His body was never found and the only memorial to the sailor, who fought in Gallipoli and on the Somme with the division of sailors-turned-soldiers, was on the monument to the missing in Arras, where nearly 35,000 Commonwealth troops who have no known grave are listed.

I was honoured to be able to recover Able Seaman Robertson from the battlefield where he lay for 100 years and privileged to be here today to see him laid to rest alongside his comrades.

Steve Arnold

However, 18 months after his body was found by accident by workmen, the sailor was laid to rest with his comrades at Orchard Dump Commonwealth War Graves Cemetery following painstaking research and help from the his family – who had no idea the sailor even existed, for his loss was never talked about.

Rev Hillier led the service of rededication, attended by a party of bearers and a 12-strong firing party from today’s Royal Navy, AB Robertson’s family, led by his 81-year-old nephew Frank Treasurer, and the team involved in identifying the sailor’s body so that his grave could be marked with a formal headstone: Lost at Gavrelle, France. May his soul and the souls of his comrades rest in peace.

“I was honoured to be able to recover Able Seaman Robertson from the battlefield where he lay for 100 years and privileged to be here today to see him laid to rest alongside his comrades,” said Steve Arnold of the CWGC.

“We will care for his grave here at the Commonwealth War Graves Commission’s Orchard Dump Cemetery forever.”

AB Robertson’s skeleton was discovered with various items of Royal Naval Division equipment and markings: an Anson Battalion shoulder title, bullets, buckles, buttons, a spoon and mess tin and a pair of boots.

It fell to the MOD’s Joint Casualty and Compassionate Centre – which deals not merely with present-day deaths in service, but historic cases – to try to identify it.

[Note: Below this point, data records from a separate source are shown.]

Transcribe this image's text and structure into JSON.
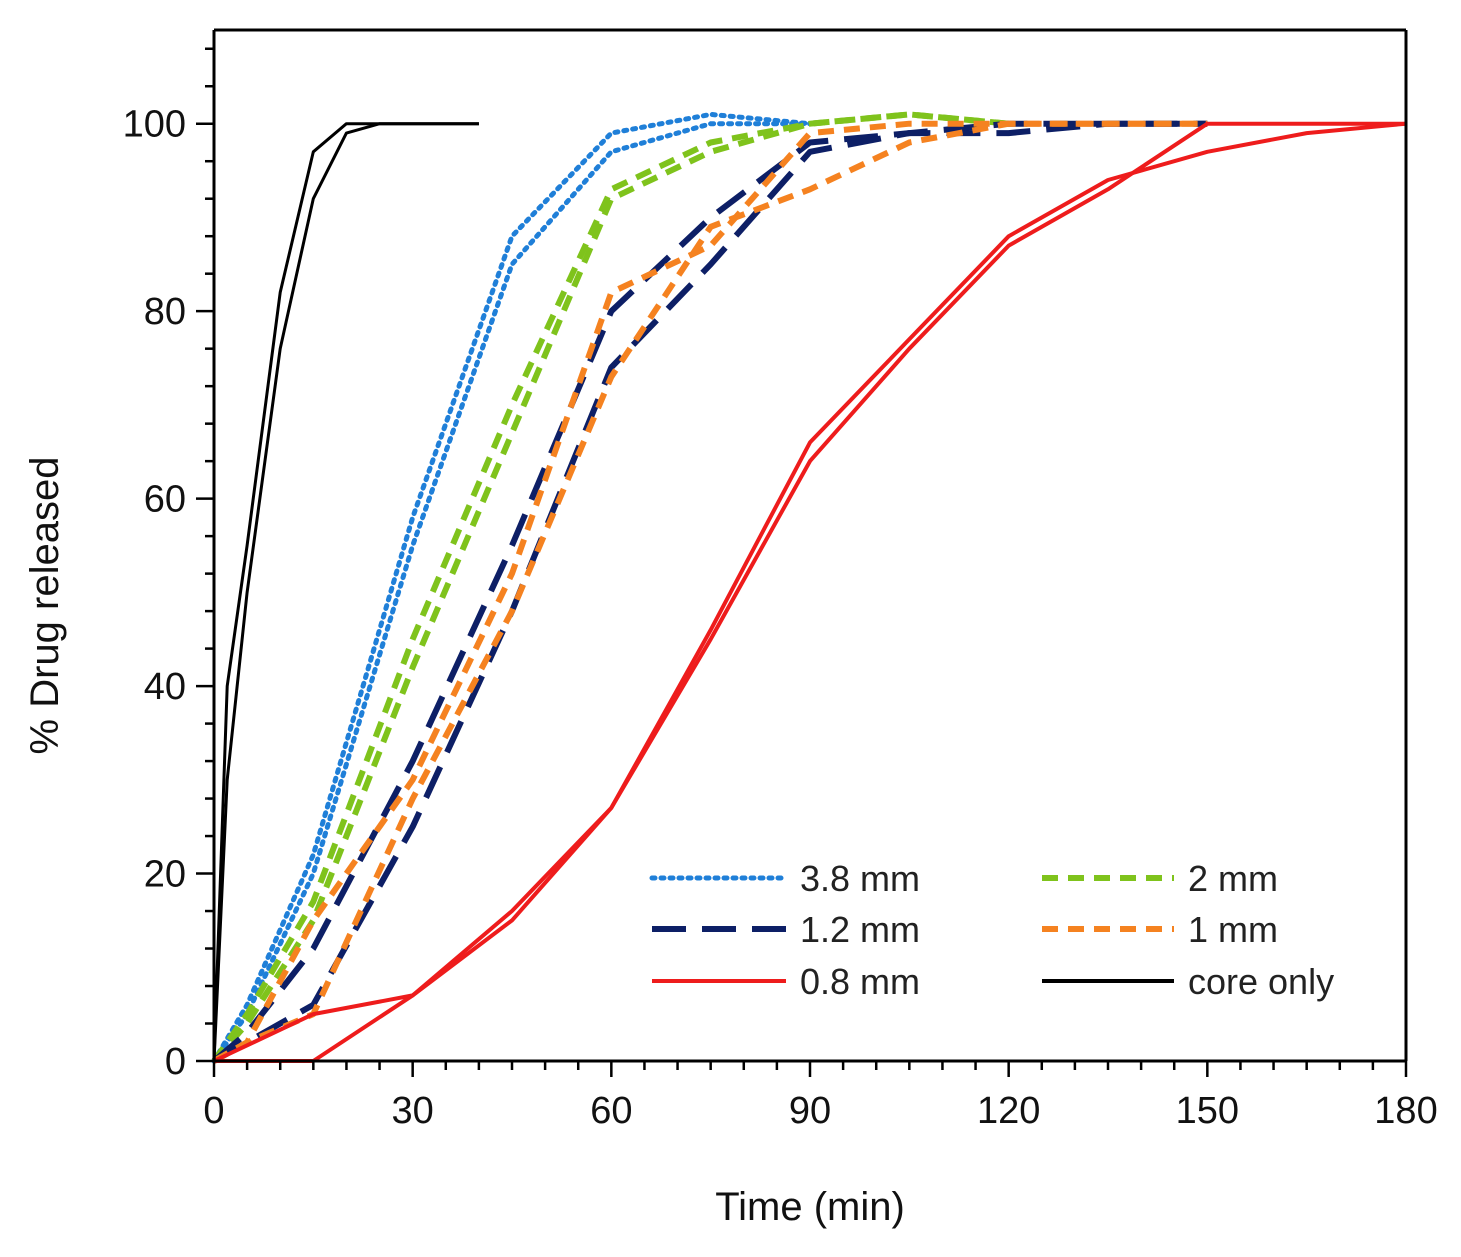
{
  "chart_data": {
    "type": "line",
    "title": "",
    "xlabel": "Time (min)",
    "ylabel": "% Drug released",
    "xlim": [
      0,
      180
    ],
    "ylim": [
      0,
      110
    ],
    "xticks": [
      "0",
      "30",
      "60",
      "90",
      "120",
      "150",
      "180"
    ],
    "yticks": [
      "0",
      "20",
      "40",
      "60",
      "80",
      "100"
    ],
    "grid": false,
    "legend_position": "bottom-right",
    "series": [
      {
        "name": "3.8 mm",
        "color": "#1f7fd8",
        "style": "dotted",
        "replicates": [
          {
            "x": [
              0,
              5,
              15,
              30,
              45,
              60,
              75,
              90
            ],
            "y": [
              0,
              6,
              22,
              58,
              88,
              99,
              101,
              100
            ]
          },
          {
            "x": [
              0,
              5,
              15,
              30,
              45,
              60,
              75,
              90
            ],
            "y": [
              0,
              5,
              20,
              55,
              85,
              97,
              100,
              100
            ]
          }
        ]
      },
      {
        "name": "2 mm",
        "color": "#7fc31c",
        "style": "short-dash",
        "replicates": [
          {
            "x": [
              0,
              5,
              15,
              30,
              45,
              60,
              75,
              90,
              105,
              120
            ],
            "y": [
              0,
              5,
              17,
              45,
              70,
              93,
              98,
              100,
              101,
              100
            ]
          },
          {
            "x": [
              0,
              5,
              15,
              30,
              45,
              60,
              75,
              90,
              105,
              120
            ],
            "y": [
              0,
              4,
              15,
              42,
              67,
              92,
              97,
              100,
              101,
              100
            ]
          }
        ]
      },
      {
        "name": "1.2 mm",
        "color": "#0d1f66",
        "style": "long-dash",
        "replicates": [
          {
            "x": [
              0,
              5,
              15,
              30,
              45,
              60,
              75,
              90,
              105,
              120,
              135,
              150
            ],
            "y": [
              0,
              3,
              12,
              32,
              55,
              80,
              90,
              98,
              99,
              100,
              100,
              100
            ]
          },
          {
            "x": [
              0,
              5,
              15,
              30,
              45,
              60,
              75,
              90,
              105,
              120,
              135,
              150
            ],
            "y": [
              0,
              2,
              6,
              25,
              48,
              74,
              85,
              97,
              99,
              99,
              100,
              100
            ]
          }
        ]
      },
      {
        "name": "1 mm",
        "color": "#f58220",
        "style": "short-dash",
        "replicates": [
          {
            "x": [
              0,
              5,
              15,
              30,
              45,
              60,
              75,
              90,
              105,
              120,
              135,
              150
            ],
            "y": [
              0,
              2,
              15,
              30,
              52,
              82,
              87,
              99,
              100,
              100,
              100,
              100
            ]
          },
          {
            "x": [
              0,
              5,
              15,
              30,
              45,
              60,
              75,
              90,
              105,
              120,
              135,
              150
            ],
            "y": [
              0,
              2,
              5,
              28,
              48,
              73,
              89,
              93,
              98,
              100,
              100,
              100
            ]
          }
        ]
      },
      {
        "name": "0.8 mm",
        "color": "#ee1c1c",
        "style": "solid",
        "replicates": [
          {
            "x": [
              0,
              15,
              30,
              45,
              60,
              75,
              90,
              105,
              120,
              135,
              150,
              165,
              180
            ],
            "y": [
              0,
              0,
              7,
              15,
              27,
              46,
              66,
              77,
              88,
              94,
              97,
              99,
              100
            ]
          },
          {
            "x": [
              0,
              15,
              30,
              45,
              60,
              75,
              90,
              105,
              120,
              135,
              150,
              165,
              180
            ],
            "y": [
              0,
              5,
              7,
              16,
              27,
              45,
              64,
              76,
              87,
              93,
              100,
              100,
              100
            ]
          }
        ]
      },
      {
        "name": "core only",
        "color": "#000000",
        "style": "solid",
        "replicates": [
          {
            "x": [
              0,
              2,
              5,
              10,
              15,
              20,
              25,
              30,
              40
            ],
            "y": [
              0,
              40,
              55,
              82,
              97,
              100,
              100,
              100,
              100
            ]
          },
          {
            "x": [
              0,
              2,
              5,
              10,
              15,
              20,
              25,
              30,
              40
            ],
            "y": [
              0,
              30,
              50,
              76,
              92,
              99,
              100,
              100,
              100
            ]
          }
        ]
      }
    ]
  }
}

The recovered bones allowed 90 per cent of a body to be reconstructed, revealing a man aged between 25 and 35 who was roughly 5ft 2½ins (1.6m) tall.

Checking those details against casualties the Ansons suffered at the end of April, Nicola Nash narrowed the body’s identity down to either AB Andrew Irvine or AB Robertson.

That prompted an appeal for relatives in the sailors’ hometowns (Glasgow and Aberdeen respectively) and DNA tests which confirmed the body was that of the Aberdonian.